James Purefoy stars as Teddy Rist, jet-setting playboy billionaire partner in a multinational corporation, in The Philanthropist: The Complete Series (Paramount), a short-lived cable show originally made for the USA network. Haunted by the death of his only son, he becomes addicted to philanthropy heroism: he does charitable good, but he likes to do the dirty work himself, whether it’s hauling medical supplies through the jungles of an African country in a drug war or tangling with the Russian mob in Paris to stop sex trafficking. The series, inspired by the hands-on philanthropy of Bobby Sager, mixes current events and political activism in a colorful adventure show, but the narrative structure – each episode is narrated by Teddy to some audience or other, just another story in his whirlwind life – got old fast. It only ran eight episodes before it was canceled, all of them collected in this two-disc set.

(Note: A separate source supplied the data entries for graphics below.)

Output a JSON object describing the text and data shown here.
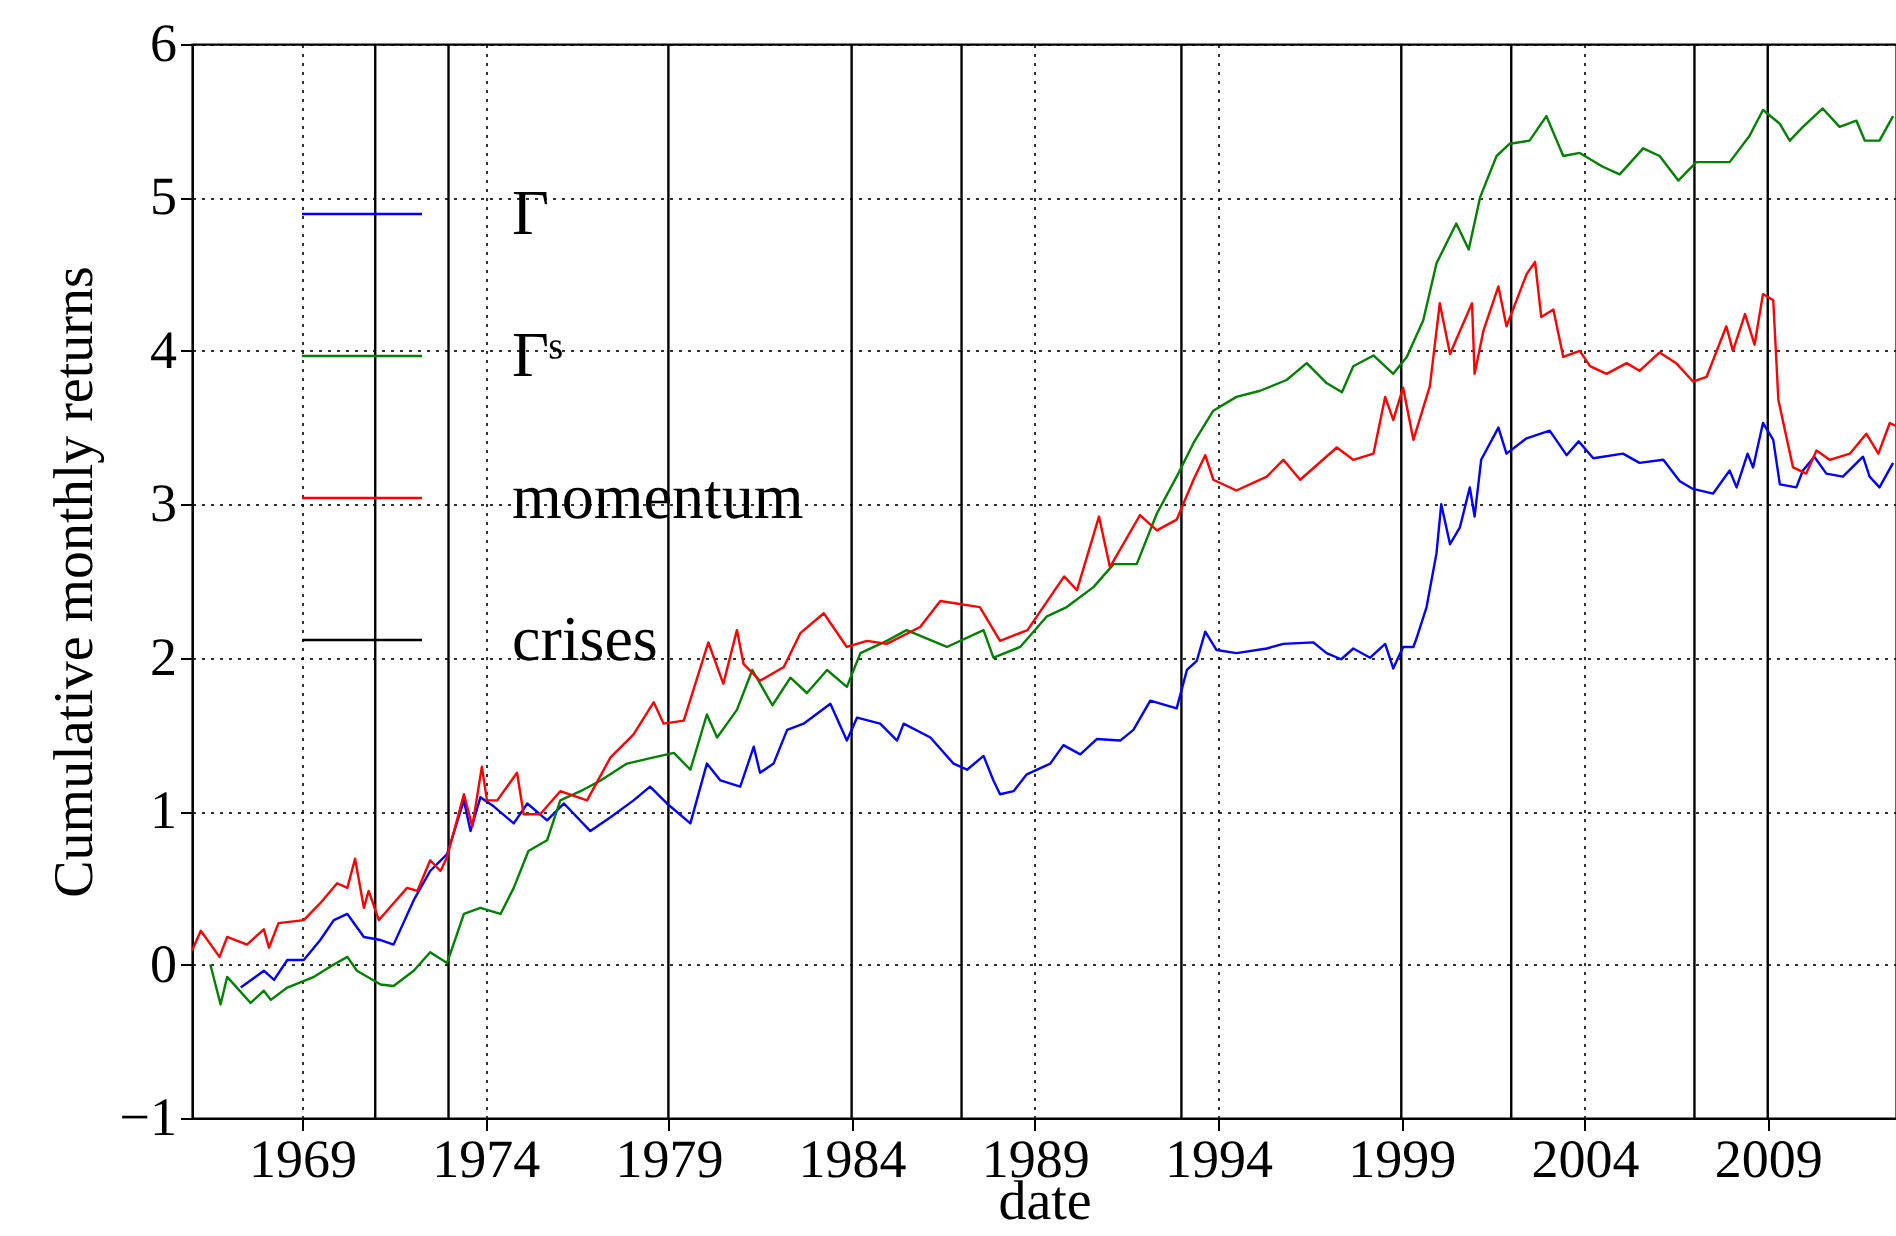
{
  "chart_data": {
    "type": "line",
    "xlabel": "date",
    "ylabel": "Cumulative monthly returns",
    "xlim": [
      1966,
      2012.5
    ],
    "xticks": [
      1969,
      1974,
      1979,
      1984,
      1989,
      1994,
      1999,
      2004,
      2009
    ],
    "ylim": [
      -1,
      6
    ],
    "yticks": [
      -1,
      0,
      1,
      2,
      3,
      4,
      5,
      6
    ],
    "grid": true,
    "legend": "top left",
    "series": [
      {
        "name": "Γ",
        "color": "#0000ff",
        "x": [
          1967.33,
          1967.96,
          1968.24,
          1968.6,
          1969.05,
          1969.5,
          1969.87,
          1970.24,
          1970.69,
          1971.15,
          1971.5,
          1972.05,
          1972.5,
          1972.96,
          1973.42,
          1973.6,
          1973.87,
          1974.24,
          1974.78,
          1975.15,
          1975.69,
          1976.15,
          1976.87,
          1977.42,
          1978.05,
          1978.5,
          1978.96,
          1979.6,
          1980.05,
          1980.42,
          1980.96,
          1981.33,
          1981.5,
          1981.87,
          1982.24,
          1982.69,
          1983.42,
          1983.87,
          1984.15,
          1984.78,
          1985.24,
          1985.42,
          1986.15,
          1986.78,
          1987.15,
          1987.6,
          1987.87,
          1988.05,
          1988.42,
          1988.78,
          1989.42,
          1989.78,
          1990.24,
          1990.69,
          1991.33,
          1991.69,
          1992.15,
          1992.87,
          1993.15,
          1993.42,
          1993.65,
          1993.96,
          1994.5,
          1995.33,
          1995.78,
          1996.6,
          1996.96,
          1997.36,
          1997.69,
          1998.15,
          1998.56,
          1998.78,
          1999.05,
          1999.33,
          1999.42,
          1999.69,
          1999.96,
          2000.09,
          2000.33,
          2000.6,
          2000.87,
          2001.0,
          2001.18,
          2001.65,
          2001.87,
          2002.42,
          2003.05,
          2003.51,
          2003.84,
          2004.24,
          2005.05,
          2005.5,
          2006.15,
          2006.6,
          2006.96,
          2007.51,
          2007.96,
          2008.15,
          2008.45,
          2008.6,
          2008.87,
          2009.15,
          2009.33,
          2009.78,
          2009.96,
          2010.27,
          2010.6,
          2011.05,
          2011.6,
          2011.78,
          2012.05,
          2012.42
        ],
        "values": [
          -0.15,
          -0.04,
          -0.1,
          0.03,
          0.03,
          0.16,
          0.29,
          0.33,
          0.18,
          0.16,
          0.13,
          0.42,
          0.61,
          0.72,
          1.07,
          0.87,
          1.09,
          1.03,
          0.92,
          1.05,
          0.94,
          1.05,
          0.87,
          0.96,
          1.07,
          1.16,
          1.05,
          0.92,
          1.31,
          1.2,
          1.16,
          1.42,
          1.25,
          1.31,
          1.53,
          1.57,
          1.7,
          1.46,
          1.61,
          1.57,
          1.46,
          1.57,
          1.48,
          1.31,
          1.27,
          1.36,
          1.2,
          1.11,
          1.13,
          1.24,
          1.31,
          1.43,
          1.37,
          1.47,
          1.46,
          1.53,
          1.72,
          1.67,
          1.92,
          1.98,
          2.17,
          2.05,
          2.03,
          2.06,
          2.09,
          2.1,
          2.03,
          1.99,
          2.06,
          2.0,
          2.09,
          1.93,
          2.07,
          2.07,
          2.13,
          2.33,
          2.68,
          3.0,
          2.74,
          2.85,
          3.11,
          2.92,
          3.29,
          3.5,
          3.33,
          3.43,
          3.48,
          3.32,
          3.41,
          3.3,
          3.33,
          3.27,
          3.29,
          3.15,
          3.1,
          3.07,
          3.22,
          3.11,
          3.33,
          3.24,
          3.53,
          3.42,
          3.13,
          3.11,
          3.22,
          3.31,
          3.2,
          3.18,
          3.31,
          3.18,
          3.11,
          3.27
        ]
      },
      {
        "name": "Γˢ",
        "color": "#008000",
        "x": [
          1966.5,
          1966.78,
          1966.96,
          1967.6,
          1967.96,
          1968.15,
          1968.6,
          1969.33,
          1969.87,
          1970.24,
          1970.5,
          1971.15,
          1971.5,
          1972.05,
          1972.5,
          1972.96,
          1973.42,
          1973.87,
          1974.42,
          1974.78,
          1975.18,
          1975.69,
          1976.05,
          1976.6,
          1977.15,
          1977.87,
          1978.6,
          1979.15,
          1979.6,
          1980.05,
          1980.33,
          1980.87,
          1981.29,
          1981.84,
          1982.33,
          1982.78,
          1983.33,
          1983.87,
          1984.24,
          1984.96,
          1985.5,
          1986.6,
          1987.6,
          1987.87,
          1988.6,
          1989.33,
          1989.87,
          1990.6,
          1991.15,
          1991.78,
          1992.33,
          1992.87,
          1993.33,
          1993.87,
          1994.5,
          1995.15,
          1995.87,
          1996.42,
          1996.96,
          1997.38,
          1997.69,
          1998.24,
          1998.78,
          1999.15,
          1999.6,
          1999.96,
          2000.5,
          2000.84,
          2001.15,
          2001.6,
          2001.96,
          2002.5,
          2002.96,
          2003.42,
          2003.87,
          2004.5,
          2004.96,
          2005.6,
          2006.05,
          2006.56,
          2007.05,
          2007.96,
          2008.5,
          2008.87,
          2009.33,
          2009.6,
          2009.96,
          2010.5,
          2010.96,
          2011.42,
          2011.65,
          2012.05,
          2012.42
        ],
        "values": [
          0.0,
          -0.26,
          -0.08,
          -0.25,
          -0.17,
          -0.23,
          -0.15,
          -0.08,
          0.0,
          0.05,
          -0.04,
          -0.13,
          -0.14,
          -0.04,
          0.08,
          0.01,
          0.33,
          0.37,
          0.33,
          0.5,
          0.74,
          0.81,
          1.07,
          1.13,
          1.2,
          1.31,
          1.35,
          1.38,
          1.27,
          1.63,
          1.48,
          1.66,
          1.92,
          1.69,
          1.87,
          1.77,
          1.92,
          1.81,
          2.03,
          2.11,
          2.18,
          2.07,
          2.18,
          2.0,
          2.07,
          2.27,
          2.33,
          2.46,
          2.61,
          2.61,
          2.94,
          3.18,
          3.4,
          3.61,
          3.7,
          3.74,
          3.81,
          3.92,
          3.79,
          3.73,
          3.9,
          3.97,
          3.85,
          3.96,
          4.2,
          4.57,
          4.83,
          4.66,
          5.0,
          5.27,
          5.35,
          5.37,
          5.53,
          5.27,
          5.29,
          5.2,
          5.15,
          5.32,
          5.27,
          5.11,
          5.23,
          5.23,
          5.4,
          5.57,
          5.48,
          5.37,
          5.46,
          5.58,
          5.46,
          5.5,
          5.37,
          5.37,
          5.53
        ]
      },
      {
        "name": "momentum",
        "color": "#ff0000",
        "x": [
          1966.0,
          1966.24,
          1966.75,
          1966.96,
          1967.5,
          1967.96,
          1968.1,
          1968.36,
          1969.05,
          1969.5,
          1969.96,
          1970.24,
          1970.45,
          1970.69,
          1970.82,
          1971.1,
          1971.5,
          1971.87,
          1972.15,
          1972.5,
          1972.78,
          1972.96,
          1973.42,
          1973.65,
          1973.91,
          1974.05,
          1974.33,
          1974.87,
          1975.05,
          1975.5,
          1976.05,
          1976.78,
          1977.42,
          1978.05,
          1978.6,
          1978.87,
          1979.42,
          1980.09,
          1980.5,
          1980.87,
          1981.05,
          1981.5,
          1982.15,
          1982.6,
          1983.24,
          1983.87,
          1984.42,
          1984.96,
          1985.87,
          1986.42,
          1987.5,
          1988.05,
          1988.8,
          1989.8,
          1990.15,
          1990.75,
          1991.05,
          1991.87,
          1992.33,
          1992.87,
          1993.33,
          1993.65,
          1993.87,
          1994.5,
          1995.33,
          1995.78,
          1996.24,
          1997.24,
          1997.69,
          1998.24,
          1998.56,
          1998.78,
          1999.05,
          1999.33,
          1999.78,
          2000.05,
          2000.33,
          2000.6,
          2000.93,
          2001.0,
          2001.24,
          2001.65,
          2001.87,
          2002.05,
          2002.42,
          2002.65,
          2002.82,
          2003.15,
          2003.42,
          2003.87,
          2004.15,
          2004.6,
          2005.15,
          2005.5,
          2006.05,
          2006.5,
          2006.96,
          2007.33,
          2007.87,
          2008.05,
          2008.38,
          2008.64,
          2008.87,
          2009.15,
          2009.29,
          2009.69,
          2010.05,
          2010.33,
          2010.69,
          2011.24,
          2011.69,
          2012.02,
          2012.33,
          2012.5
        ],
        "values": [
          0.09,
          0.22,
          0.05,
          0.18,
          0.13,
          0.23,
          0.11,
          0.27,
          0.29,
          0.4,
          0.53,
          0.5,
          0.69,
          0.37,
          0.48,
          0.29,
          0.4,
          0.5,
          0.48,
          0.68,
          0.61,
          0.7,
          1.11,
          0.9,
          1.29,
          1.07,
          1.07,
          1.25,
          0.98,
          0.98,
          1.13,
          1.07,
          1.35,
          1.5,
          1.71,
          1.57,
          1.59,
          2.1,
          1.83,
          2.18,
          1.96,
          1.85,
          1.94,
          2.16,
          2.29,
          2.07,
          2.11,
          2.09,
          2.2,
          2.37,
          2.33,
          2.11,
          2.18,
          2.53,
          2.44,
          2.92,
          2.59,
          2.93,
          2.83,
          2.9,
          3.16,
          3.32,
          3.16,
          3.09,
          3.18,
          3.29,
          3.16,
          3.37,
          3.29,
          3.33,
          3.7,
          3.55,
          3.76,
          3.42,
          3.77,
          4.31,
          3.98,
          4.13,
          4.31,
          3.85,
          4.13,
          4.42,
          4.16,
          4.27,
          4.5,
          4.58,
          4.22,
          4.27,
          3.96,
          4.0,
          3.9,
          3.85,
          3.92,
          3.87,
          3.99,
          3.92,
          3.8,
          3.83,
          4.16,
          4.0,
          4.24,
          4.04,
          4.37,
          4.33,
          3.68,
          3.24,
          3.2,
          3.35,
          3.29,
          3.33,
          3.46,
          3.33,
          3.53,
          3.51
        ]
      }
    ],
    "ref_lines": [
      {
        "axis": "x",
        "value": 1971,
        "label": "crises",
        "color": "#000000"
      },
      {
        "axis": "x",
        "value": 1973,
        "color": "#000000"
      },
      {
        "axis": "x",
        "value": 1979,
        "color": "#000000"
      },
      {
        "axis": "x",
        "value": 1984,
        "color": "#000000"
      },
      {
        "axis": "x",
        "value": 1987,
        "color": "#000000"
      },
      {
        "axis": "x",
        "value": 1993,
        "color": "#000000"
      },
      {
        "axis": "x",
        "value": 1999,
        "color": "#000000"
      },
      {
        "axis": "x",
        "value": 2002,
        "color": "#000000"
      },
      {
        "axis": "x",
        "value": 2007,
        "color": "#000000"
      },
      {
        "axis": "x",
        "value": 2009,
        "color": "#000000"
      }
    ]
  }
}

Mighty Mouse: The New Adventures – The Complete Series (Paramount) is the 1987 resurrection of the super mouse parody of “Superman” created by Terrytoons in a series of animated theatrical shorts in the forties. Ralph Bakshi is the primary creative mind behind this revival, which plays the premise more as farce, a wacky parody and slapstick satire full of energy and absurdity. The first episode features a reworking of the “Superman” myth for a tongue-in-cheek origin episode (Limburger is his kryptonite) but my favorite addition to the show is the deadpan “Batman” parody Bat-Bat and the Bug Wonder. It’s a pretty weird and kooky show with an anything-goes approach that surely inspired many of the artists whose careers began here, from the exaggerated style and wild humor of John Kricfalusi’s Ren and Stimpy to the bold, slashing artwork and minimalist aesthetic of Bruce Timm’s Batman. Future Pixar director Andrew Stanton (WALL·E and Finding Nemo) and The Simpsons episode director Jim Reardon also get their starts here. The three-disc set features all 19 episodes (with two cartoons per episode), plus three archival Terrytoon “Mighty Mouse” cartoons and new interviews with Bakshi and members of his crew.
Also new this week: Midsomer Murders: Barnaby’s Casebook (Acorn), which collects 17 episodes between the end of season four through the end of season seven (in order), and Super Friends! Season 1 Volume 1 (Warner), the cheesy animated superhero show of the seventies.